Airmic CEO John Ludlow calls for a new conversation at board level about what risk management really means.
Too many boards still fail to understand the true nature of risk and its potential to make businesses more profitable as well as robust, according to Airmic CEO John Ludlow.
Writing for the Raconteur risk report in The Times newspaper he says that the subject remains a turn-off for board members. "In football parlance, we are seen as the defenders who stop goals rather than the creative mid-fielders who hold the team together or the strikers who set the crowd alight. And, if we are honest with ourselves, we are partly responsible for allowing this misleading perception to develop," he writes.
"Our message is that a robust risk culture will nourish the entire organisation - providing the board with vital information and creating the platform for it to be enterprising and innovative."
In the same article he questions the way some risk managers sell their role: "Risk managers often shy away from talking about the value of their work because so much of what they do is to prevent things from happening. The trick is to move beyond something that did not happen and that, in any event, colleagues would rather not think about. Talk as well about the trusted characteristics of a brand that build up over time."
However, he praises the efforts of many risk managers - especially younger ones - who are adding wider business skills to their already formidable technical knowledge to enable them to fill the most senior strategic risk positions.
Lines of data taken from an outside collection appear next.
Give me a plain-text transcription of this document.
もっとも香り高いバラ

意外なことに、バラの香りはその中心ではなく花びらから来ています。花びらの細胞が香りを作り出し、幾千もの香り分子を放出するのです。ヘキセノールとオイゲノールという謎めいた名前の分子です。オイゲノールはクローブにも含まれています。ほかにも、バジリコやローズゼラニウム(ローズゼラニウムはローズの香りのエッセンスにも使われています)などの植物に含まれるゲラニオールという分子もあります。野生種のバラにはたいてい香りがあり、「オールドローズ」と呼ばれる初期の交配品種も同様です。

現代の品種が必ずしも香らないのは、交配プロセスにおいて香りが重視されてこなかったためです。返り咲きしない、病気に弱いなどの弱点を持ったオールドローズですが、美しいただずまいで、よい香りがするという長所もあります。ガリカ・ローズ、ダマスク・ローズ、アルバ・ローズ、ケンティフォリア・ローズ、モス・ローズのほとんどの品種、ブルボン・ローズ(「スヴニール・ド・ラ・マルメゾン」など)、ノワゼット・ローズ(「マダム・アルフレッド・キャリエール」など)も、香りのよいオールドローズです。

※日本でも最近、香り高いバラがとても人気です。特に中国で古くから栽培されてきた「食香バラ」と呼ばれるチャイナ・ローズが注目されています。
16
The same report highlighted Airmic's efforts to promote a debate on the role of the chief risk officer (CRO), which will be the subject of a paper to be released at June's annual conference. Deputy CEO and technical director Julia Graham echoed the messages from John Ludlow and told the publication that risk management was not just about risk prevention but "releasing opportunity and giving organisations the confidence to take more risk."
The Airmic paper will chart the responsibilities of the CRO rather than focus on the role. Risk management," she said, "is a relatively new profession. It has only emerged in the last ten to fifteen years....so not everyone is used to dealing with risk managers as a professional group."